Selon les groupes sociaux, on ne va pas utiliser le même type d'arguments. Dans les milieux aisés, les classes moyennes, les associations qui réalisent du porte-à-porte ou des échanges avec les habitants sur le sujet insistent sur les effets sur l’économie ou l’écologie. Auprès des personnes descendantes de l’immigration, elles utilisent l'argument du racisme, de la xénophobie, des conséquences très directes de la politique de préférence nationale voulue par le RN. Je ne sais pas si ces arguments différenciés font mouche, mais ils existent. C’est assez nouveau que des associations se mobilisent autant sur un enjeu électoral et le fassent de façon si précise, un peu rationalisée.

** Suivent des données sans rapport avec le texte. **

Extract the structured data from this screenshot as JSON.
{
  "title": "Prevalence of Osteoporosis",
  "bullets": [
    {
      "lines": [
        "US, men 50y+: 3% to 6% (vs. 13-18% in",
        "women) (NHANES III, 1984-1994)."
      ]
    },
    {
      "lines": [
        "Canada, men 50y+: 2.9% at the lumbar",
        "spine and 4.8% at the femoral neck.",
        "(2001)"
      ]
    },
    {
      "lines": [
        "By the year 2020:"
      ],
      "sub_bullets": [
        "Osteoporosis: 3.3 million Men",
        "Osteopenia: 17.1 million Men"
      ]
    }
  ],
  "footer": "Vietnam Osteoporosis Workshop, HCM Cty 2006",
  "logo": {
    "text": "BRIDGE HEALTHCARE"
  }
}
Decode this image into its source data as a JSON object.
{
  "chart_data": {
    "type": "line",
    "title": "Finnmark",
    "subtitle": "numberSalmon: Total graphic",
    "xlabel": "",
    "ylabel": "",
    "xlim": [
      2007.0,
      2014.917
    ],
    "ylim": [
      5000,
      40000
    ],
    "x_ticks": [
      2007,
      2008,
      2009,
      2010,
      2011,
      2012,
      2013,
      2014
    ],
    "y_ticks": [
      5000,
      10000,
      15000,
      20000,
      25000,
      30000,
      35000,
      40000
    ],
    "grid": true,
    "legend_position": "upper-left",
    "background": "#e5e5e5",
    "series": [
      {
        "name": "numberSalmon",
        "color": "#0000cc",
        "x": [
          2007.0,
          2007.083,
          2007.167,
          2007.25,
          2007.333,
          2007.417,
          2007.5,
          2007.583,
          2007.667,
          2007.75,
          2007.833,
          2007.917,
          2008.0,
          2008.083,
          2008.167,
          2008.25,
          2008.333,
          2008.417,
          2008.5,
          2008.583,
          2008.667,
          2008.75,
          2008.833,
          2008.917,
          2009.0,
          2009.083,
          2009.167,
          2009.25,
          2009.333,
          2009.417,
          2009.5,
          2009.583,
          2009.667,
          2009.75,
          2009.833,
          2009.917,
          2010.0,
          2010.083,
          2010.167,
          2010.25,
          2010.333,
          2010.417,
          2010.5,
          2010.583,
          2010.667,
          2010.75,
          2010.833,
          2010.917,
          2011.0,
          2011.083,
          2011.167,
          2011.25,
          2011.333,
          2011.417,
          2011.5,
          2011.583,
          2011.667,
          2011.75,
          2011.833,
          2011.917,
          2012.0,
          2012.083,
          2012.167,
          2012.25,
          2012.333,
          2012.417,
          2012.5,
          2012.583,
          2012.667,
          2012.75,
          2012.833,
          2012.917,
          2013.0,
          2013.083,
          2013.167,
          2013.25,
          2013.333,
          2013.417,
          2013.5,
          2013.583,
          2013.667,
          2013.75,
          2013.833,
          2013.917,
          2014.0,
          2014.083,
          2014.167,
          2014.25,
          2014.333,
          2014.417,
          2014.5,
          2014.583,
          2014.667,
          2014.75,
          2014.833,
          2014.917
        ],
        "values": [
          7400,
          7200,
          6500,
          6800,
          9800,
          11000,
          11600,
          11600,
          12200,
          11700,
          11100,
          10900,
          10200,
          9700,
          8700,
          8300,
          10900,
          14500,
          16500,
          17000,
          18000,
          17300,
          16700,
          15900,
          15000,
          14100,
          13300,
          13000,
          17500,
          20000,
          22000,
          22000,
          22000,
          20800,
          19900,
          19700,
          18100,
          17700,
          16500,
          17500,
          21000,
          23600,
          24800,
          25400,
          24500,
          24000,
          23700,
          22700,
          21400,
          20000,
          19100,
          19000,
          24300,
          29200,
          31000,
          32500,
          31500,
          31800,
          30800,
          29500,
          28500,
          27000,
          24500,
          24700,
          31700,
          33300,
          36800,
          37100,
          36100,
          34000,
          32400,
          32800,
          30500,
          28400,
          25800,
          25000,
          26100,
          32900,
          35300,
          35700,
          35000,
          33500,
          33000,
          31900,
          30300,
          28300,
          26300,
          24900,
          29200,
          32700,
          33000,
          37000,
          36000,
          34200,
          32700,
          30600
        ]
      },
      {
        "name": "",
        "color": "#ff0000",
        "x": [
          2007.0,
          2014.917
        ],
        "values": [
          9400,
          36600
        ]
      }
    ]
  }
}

Les associations et les autres acteurs de l’ESS le font aussi parce qu’ils se disent qu’ils seraient en première ligne d’une victoire du RN. Celle-ci se traduirait assez probablement par une réduction des financements et aurait des conséquences néfastes sur les libertés associatives. Les valeurs que portent ces associations les mobilisent aussi, sur les questions environnementales par exemple.
- Peut-on parler de délitement du tissu associatif et solidaire ?

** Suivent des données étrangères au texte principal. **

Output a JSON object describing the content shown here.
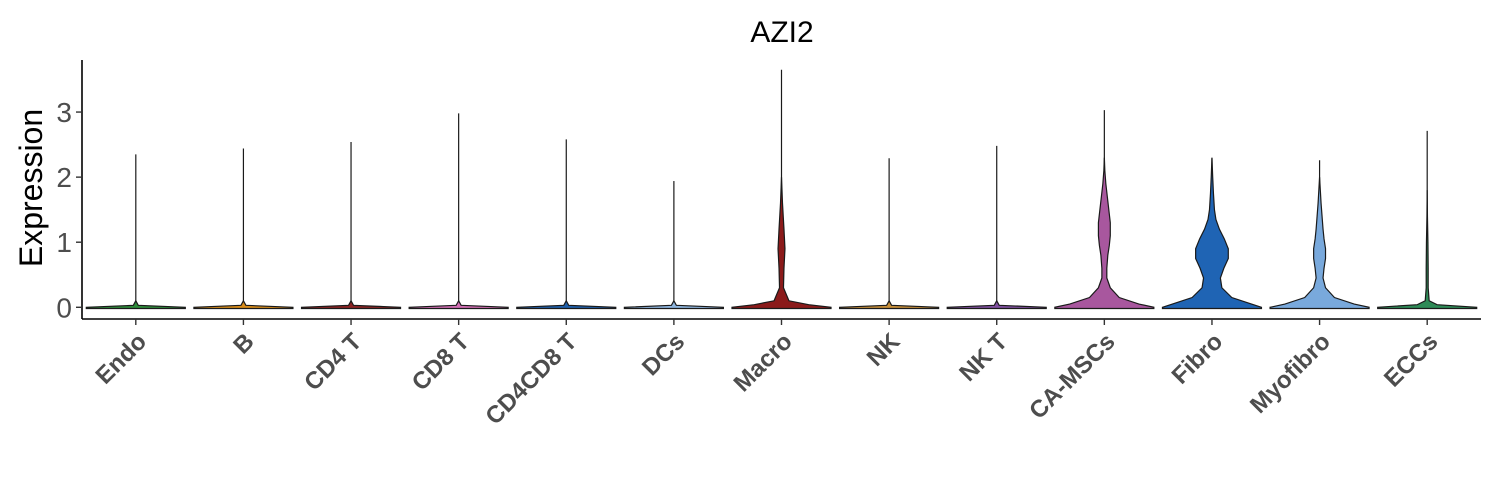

Le terme délitement est un peu fort. Il y a une forme de fragilisation du rôle social, civique et politique, au sens non partisan du terme, de ces acteurs-là. Ces éléments ressortent de mes enquêtes. Il y a des formes de professionnalisation, de brouillage de la frontière entre les acteurs associatifs et lucratifs. Cela est lié à l’évolution des modalités de financement qui se traduisent par une transformation de leurs activités et de leur capacité à intervenir dans le débat public. Les nouvelles modalités leur laissent moins d’autonomie. C’est un long processus, avec différents jalons. Je dirais qu’il date d’il y a une vingtaine d'années, avec l’essor des appels à projet et la montée des marchés publics.

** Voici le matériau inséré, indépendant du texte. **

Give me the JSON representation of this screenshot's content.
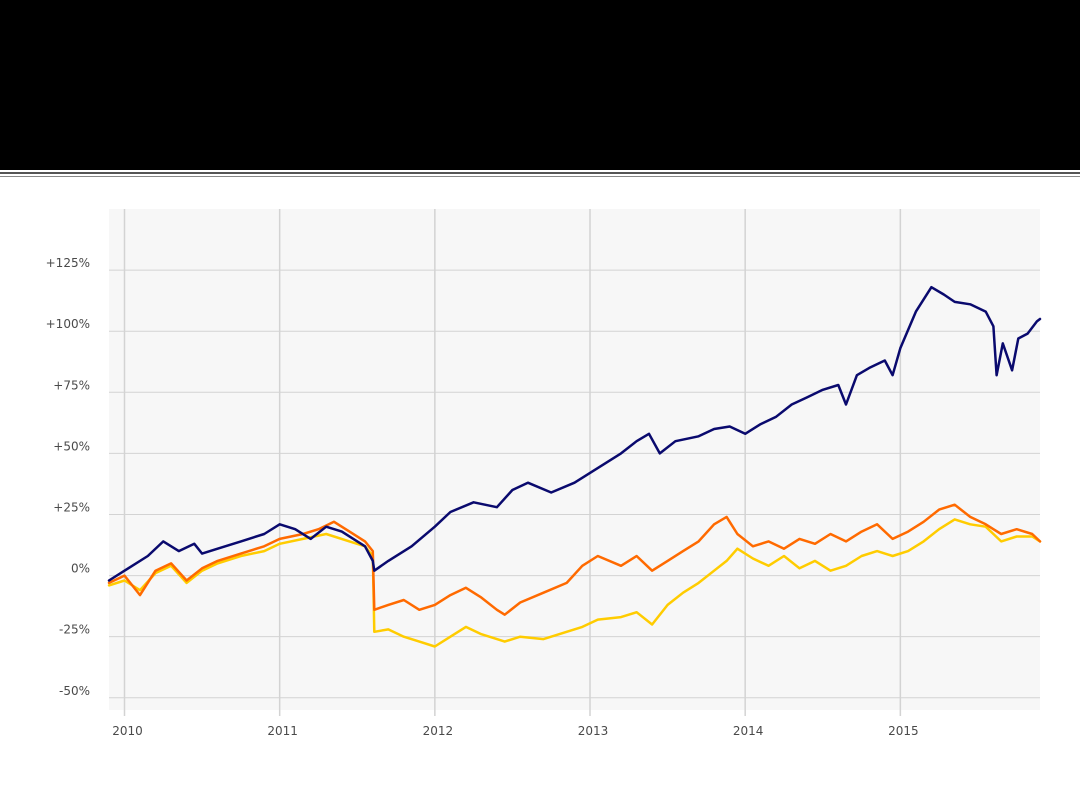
{
  "chart_data": {
    "type": "line",
    "title": "",
    "xlabel": "",
    "ylabel": "",
    "xlim": [
      2009.9,
      2015.9
    ],
    "ylim": [
      -55,
      150
    ],
    "grid": true,
    "legend": "none",
    "x_ticks": [
      {
        "value": 2010,
        "label": "2010"
      },
      {
        "value": 2011,
        "label": "2011"
      },
      {
        "value": 2012,
        "label": "2012"
      },
      {
        "value": 2013,
        "label": "2013"
      },
      {
        "value": 2014,
        "label": "2014"
      },
      {
        "value": 2015,
        "label": "2015"
      }
    ],
    "y_ticks": [
      {
        "value": 125,
        "label": "+125%"
      },
      {
        "value": 100,
        "label": "+100%"
      },
      {
        "value": 75,
        "label": "+75%"
      },
      {
        "value": 50,
        "label": "+50%"
      },
      {
        "value": 25,
        "label": "+25%"
      },
      {
        "value": 0,
        "label": "0%"
      },
      {
        "value": -25,
        "label": "-25%"
      },
      {
        "value": -50,
        "label": "-50%"
      }
    ],
    "colors": {
      "plot_background": "#f7f7f7",
      "grid": "#d3d3d3"
    },
    "series": [
      {
        "color": "#0a0a6e",
        "x": [
          2009.9,
          2010.0,
          2010.15,
          2010.25,
          2010.35,
          2010.45,
          2010.5,
          2010.6,
          2010.75,
          2010.9,
          2011.0,
          2011.1,
          2011.2,
          2011.3,
          2011.4,
          2011.5,
          2011.55,
          2011.6,
          2011.61,
          2011.7,
          2011.85,
          2012.0,
          2012.1,
          2012.25,
          2012.4,
          2012.5,
          2012.6,
          2012.75,
          2012.9,
          2013.0,
          2013.1,
          2013.2,
          2013.3,
          2013.38,
          2013.45,
          2013.55,
          2013.7,
          2013.8,
          2013.9,
          2014.0,
          2014.1,
          2014.2,
          2014.3,
          2014.4,
          2014.5,
          2014.6,
          2014.65,
          2014.72,
          2014.8,
          2014.9,
          2014.95,
          2015.0,
          2015.1,
          2015.2,
          2015.28,
          2015.35,
          2015.45,
          2015.55,
          2015.6,
          2015.62,
          2015.66,
          2015.72,
          2015.76,
          2015.82,
          2015.88,
          2015.9
        ],
        "values": [
          -2,
          2,
          8,
          14,
          10,
          13,
          9,
          11,
          14,
          17,
          21,
          19,
          15,
          20,
          18,
          14,
          12,
          6,
          2,
          6,
          12,
          20,
          26,
          30,
          28,
          35,
          38,
          34,
          38,
          42,
          46,
          50,
          55,
          58,
          50,
          55,
          57,
          60,
          61,
          58,
          62,
          65,
          70,
          73,
          76,
          78,
          70,
          82,
          85,
          88,
          82,
          93,
          108,
          118,
          115,
          112,
          111,
          108,
          102,
          82,
          95,
          84,
          97,
          99,
          104,
          105
        ]
      },
      {
        "color": "#ff6a00",
        "x": [
          2009.9,
          2010.0,
          2010.1,
          2010.2,
          2010.3,
          2010.4,
          2010.5,
          2010.6,
          2010.75,
          2010.9,
          2011.0,
          2011.15,
          2011.25,
          2011.35,
          2011.45,
          2011.55,
          2011.6,
          2011.61,
          2011.7,
          2011.8,
          2011.9,
          2012.0,
          2012.1,
          2012.2,
          2012.3,
          2012.4,
          2012.45,
          2012.55,
          2012.7,
          2012.85,
          2012.95,
          2013.05,
          2013.2,
          2013.3,
          2013.4,
          2013.5,
          2013.6,
          2013.7,
          2013.8,
          2013.88,
          2013.95,
          2014.05,
          2014.15,
          2014.25,
          2014.35,
          2014.45,
          2014.55,
          2014.65,
          2014.75,
          2014.85,
          2014.95,
          2015.05,
          2015.15,
          2015.25,
          2015.35,
          2015.45,
          2015.55,
          2015.6,
          2015.65,
          2015.75,
          2015.85,
          2015.9
        ],
        "values": [
          -3,
          0,
          -8,
          2,
          5,
          -2,
          3,
          6,
          9,
          12,
          15,
          17,
          19,
          22,
          18,
          14,
          10,
          -14,
          -12,
          -10,
          -14,
          -12,
          -8,
          -5,
          -9,
          -14,
          -16,
          -11,
          -7,
          -3,
          4,
          8,
          4,
          8,
          2,
          6,
          10,
          14,
          21,
          24,
          17,
          12,
          14,
          11,
          15,
          13,
          17,
          14,
          18,
          21,
          15,
          18,
          22,
          27,
          29,
          24,
          21,
          19,
          17,
          19,
          17,
          14
        ]
      },
      {
        "color": "#ffcc00",
        "x": [
          2009.9,
          2010.0,
          2010.1,
          2010.2,
          2010.3,
          2010.4,
          2010.5,
          2010.6,
          2010.75,
          2010.9,
          2011.0,
          2011.15,
          2011.3,
          2011.45,
          2011.55,
          2011.6,
          2011.61,
          2011.7,
          2011.8,
          2011.9,
          2012.0,
          2012.1,
          2012.2,
          2012.3,
          2012.4,
          2012.45,
          2012.55,
          2012.7,
          2012.85,
          2012.95,
          2013.05,
          2013.2,
          2013.3,
          2013.4,
          2013.5,
          2013.6,
          2013.7,
          2013.8,
          2013.88,
          2013.95,
          2014.05,
          2014.15,
          2014.25,
          2014.35,
          2014.45,
          2014.55,
          2014.65,
          2014.75,
          2014.85,
          2014.95,
          2015.05,
          2015.15,
          2015.25,
          2015.35,
          2015.45,
          2015.55,
          2015.6,
          2015.65,
          2015.75,
          2015.85,
          2015.9
        ],
        "values": [
          -4,
          -2,
          -6,
          1,
          4,
          -3,
          2,
          5,
          8,
          10,
          13,
          15,
          17,
          14,
          12,
          8,
          -23,
          -22,
          -25,
          -27,
          -29,
          -25,
          -21,
          -24,
          -26,
          -27,
          -25,
          -26,
          -23,
          -21,
          -18,
          -17,
          -15,
          -20,
          -12,
          -7,
          -3,
          2,
          6,
          11,
          7,
          4,
          8,
          3,
          6,
          2,
          4,
          8,
          10,
          8,
          10,
          14,
          19,
          23,
          21,
          20,
          17,
          14,
          16,
          16,
          14
        ]
      }
    ]
  }
}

Un autre facteur est l’évolution des relations entre associations et pouvoirs publics en matière de libertés associatives. On parle beaucoup du contrat d’engagement républicain (CER), qui parachève une situation de crispation préexistante depuis au moins 2015. Les pouvoirs publics tolèrent de moins en moins les interventions critiques des acteurs associatifs dans l’espace public. Les gouvernements et collectivités de droite comme de gauche ont créé un environnement institutionnel moins favorable au rôle des acteurs associatifs de mobilisation des abstentionnistes.
On a vu depuis une dizaine d'années une montée en puissance du pouvoir discrétionnaire des préfectures et des collectivités soit dans l’attribution et le retrait des financements, soit dans les dissolutions administratives.
- Comment cette situation évoluerait-elle en cas d’arrivée au pouvoir de l'extrême droite ?
Dans ce contexte, on peut imaginer que ce caractère discrétionnaire et cette police administrative des associations seraient renforcés et contribueraient à affaiblir les acteurs perçus comme des opposants au RN.
A titre plus personnel, je défends des formes d’autonomies des associations. Il faut que leur capacité d’action ne dépende pas de l'orientation des pouvoirs publics. On a créé par des mécanismes successifs - dont le CER est l’aboutissement - les conditions pour que l'extrême droite puisse sanctionner assez fortement les associations si elle parvenait au pouvoir.